Hello @Moukanni,
- I am not sure what is your objective behind masking your data manually and/or choosing cross-validation.
If you want a test set (a set not used by the model for training, and not seen during validation) to assess how the PLS results are on "new"/unseen data (and provided you have a large dataset), then yes, you can hide manually a portion of your dataset (hide & exclude the rows, run the model, save the prediction formula, and compare predicted vs. actual responses on this hidden dataset), or if you have JMP Pro, create a validation column (in "Analyze", "Predictive Modeling", "Make Validation Column") where you'll specify the proportion of rows in your training, validation and/or test set.
If you want to validate your model through a K-fold cross-validation, that means JMP will automatically split your dataset in K parts, train the PLS model on K-1 parts, then validate it on 1 part, and repeat this operation so that each "part" (fold) has been one time a validation part and K-1 times a training part.
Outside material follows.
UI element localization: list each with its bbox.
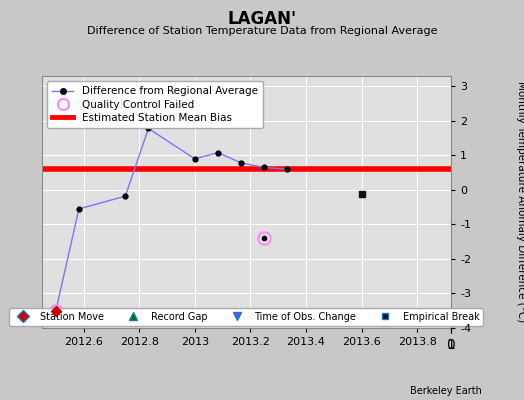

This is a good validation technique if you want to assess the robustness of your model (different training and validation sets compared) on a small dataset.
- Not sure on the second question too, if you want to know which factors are the most important in the PLS model, you can have a look at the variable importance plot and the computed VIP scores. See : Variable Importance Plot (jmp.com) and VIP vs Coefficients Plots (jmp.com)
I hope it will help you !
Victor GUILLER
L'Oréal Data & Analytics
"It is not unusual for a well-designed experiment to analyze itself" (Box, Hunter and Hunter)